Indigenous Generation Green Summer Crews
For several years, the Sovereign Nations Service Corps has organized summer crews to work on Mescalero Tribal lands and on the Mescalero Tribal Fish Hatchery. With the help of federal partners, we will train and organize IGG work crews to improve forested lands through projects such as watershed restoration, restoring recreational sites, and removing noxious weeds. The Forest Service has made these partnerships possible, as Forest Service Supervisors. Forest Service Districts and provide support for project monitoring, materials and supplies, and supervising staff. The IGG works with partners to apply for grants, organize the crews, and mentor the students through workshops and leadership opportunities.
Ongoing Service Learning Projects
Indigenous Generation Green (IGG) students are dedicated to caring for the land and serving their community.

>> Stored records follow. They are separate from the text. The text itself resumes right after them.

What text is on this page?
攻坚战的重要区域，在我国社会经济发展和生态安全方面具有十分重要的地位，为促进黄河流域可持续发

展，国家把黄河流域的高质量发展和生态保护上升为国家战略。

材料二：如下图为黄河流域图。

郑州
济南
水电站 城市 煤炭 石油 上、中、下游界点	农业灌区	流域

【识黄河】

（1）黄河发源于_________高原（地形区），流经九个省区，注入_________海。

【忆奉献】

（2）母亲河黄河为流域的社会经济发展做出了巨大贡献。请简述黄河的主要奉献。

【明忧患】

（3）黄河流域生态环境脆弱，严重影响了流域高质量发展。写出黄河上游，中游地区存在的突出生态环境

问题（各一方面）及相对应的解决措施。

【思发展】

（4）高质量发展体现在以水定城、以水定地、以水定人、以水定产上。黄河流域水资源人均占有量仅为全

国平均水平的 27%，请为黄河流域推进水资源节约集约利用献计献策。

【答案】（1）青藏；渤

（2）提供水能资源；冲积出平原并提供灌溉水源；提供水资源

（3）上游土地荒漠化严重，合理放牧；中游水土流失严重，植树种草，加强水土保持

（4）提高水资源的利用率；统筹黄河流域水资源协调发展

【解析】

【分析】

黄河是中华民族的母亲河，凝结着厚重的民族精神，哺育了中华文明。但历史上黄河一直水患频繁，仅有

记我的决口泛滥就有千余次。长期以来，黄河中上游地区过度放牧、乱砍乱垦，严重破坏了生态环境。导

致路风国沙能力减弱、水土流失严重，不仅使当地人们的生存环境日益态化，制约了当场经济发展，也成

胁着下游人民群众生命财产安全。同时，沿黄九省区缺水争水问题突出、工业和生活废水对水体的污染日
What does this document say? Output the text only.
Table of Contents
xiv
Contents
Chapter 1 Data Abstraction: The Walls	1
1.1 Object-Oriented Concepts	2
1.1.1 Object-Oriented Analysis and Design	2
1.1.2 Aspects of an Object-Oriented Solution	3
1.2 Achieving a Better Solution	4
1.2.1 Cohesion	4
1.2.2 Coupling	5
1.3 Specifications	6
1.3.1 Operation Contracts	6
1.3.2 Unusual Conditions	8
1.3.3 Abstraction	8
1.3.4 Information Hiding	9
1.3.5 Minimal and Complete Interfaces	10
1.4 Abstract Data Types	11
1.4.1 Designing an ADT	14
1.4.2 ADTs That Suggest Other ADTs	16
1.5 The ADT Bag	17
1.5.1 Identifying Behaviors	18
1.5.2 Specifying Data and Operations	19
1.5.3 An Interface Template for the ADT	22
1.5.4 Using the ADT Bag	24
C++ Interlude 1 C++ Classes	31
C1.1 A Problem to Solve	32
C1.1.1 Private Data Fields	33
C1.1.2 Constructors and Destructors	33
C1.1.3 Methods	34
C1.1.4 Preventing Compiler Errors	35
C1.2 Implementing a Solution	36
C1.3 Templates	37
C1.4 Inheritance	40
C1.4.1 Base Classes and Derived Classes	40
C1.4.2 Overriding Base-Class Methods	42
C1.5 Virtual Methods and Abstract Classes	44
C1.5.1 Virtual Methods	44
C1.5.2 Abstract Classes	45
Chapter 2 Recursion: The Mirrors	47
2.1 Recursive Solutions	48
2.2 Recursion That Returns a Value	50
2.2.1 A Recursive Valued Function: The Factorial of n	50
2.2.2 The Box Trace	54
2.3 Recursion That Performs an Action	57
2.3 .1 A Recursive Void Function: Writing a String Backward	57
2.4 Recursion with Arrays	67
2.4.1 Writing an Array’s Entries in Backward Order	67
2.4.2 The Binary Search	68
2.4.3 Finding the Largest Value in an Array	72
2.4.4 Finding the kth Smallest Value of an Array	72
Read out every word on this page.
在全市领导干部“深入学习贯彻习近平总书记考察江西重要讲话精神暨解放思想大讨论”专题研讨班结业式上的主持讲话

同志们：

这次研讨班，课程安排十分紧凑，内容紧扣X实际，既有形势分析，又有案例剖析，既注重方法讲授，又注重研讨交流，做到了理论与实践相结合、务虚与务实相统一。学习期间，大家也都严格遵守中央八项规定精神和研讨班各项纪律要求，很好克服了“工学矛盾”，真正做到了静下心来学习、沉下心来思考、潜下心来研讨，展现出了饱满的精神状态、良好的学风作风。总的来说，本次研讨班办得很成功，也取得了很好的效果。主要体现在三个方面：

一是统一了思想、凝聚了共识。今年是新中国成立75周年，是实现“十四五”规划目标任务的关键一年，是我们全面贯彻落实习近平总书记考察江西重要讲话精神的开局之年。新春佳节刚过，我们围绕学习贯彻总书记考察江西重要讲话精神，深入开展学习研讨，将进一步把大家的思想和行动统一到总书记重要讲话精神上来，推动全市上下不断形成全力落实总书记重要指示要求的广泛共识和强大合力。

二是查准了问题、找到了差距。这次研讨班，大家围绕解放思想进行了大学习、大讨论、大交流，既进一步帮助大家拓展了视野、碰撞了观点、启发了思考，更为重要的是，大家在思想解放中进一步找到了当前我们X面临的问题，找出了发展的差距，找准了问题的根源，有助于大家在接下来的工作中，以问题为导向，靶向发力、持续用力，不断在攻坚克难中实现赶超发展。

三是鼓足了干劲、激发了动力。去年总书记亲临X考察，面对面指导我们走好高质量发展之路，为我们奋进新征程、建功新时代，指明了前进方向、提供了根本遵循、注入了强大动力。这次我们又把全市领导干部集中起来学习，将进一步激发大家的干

They meet these goals through service learning projects like Tularosa Creek Discovery Trail Project. During the school year, the IGG will be organized into teams and will undertake service learning activities. On weekends and/or school short days students will undertake the creation, repair, and maintenance of the Tularosa Creek project or other projects as defined by the students. Students will volunteer to clean and develop chosen areas for parks and gardens. This project is truly a team effort, as the student’s families and other community members will often join in the work. Projects like this instill the importance and value of community service, while helping students improve their leadership skills.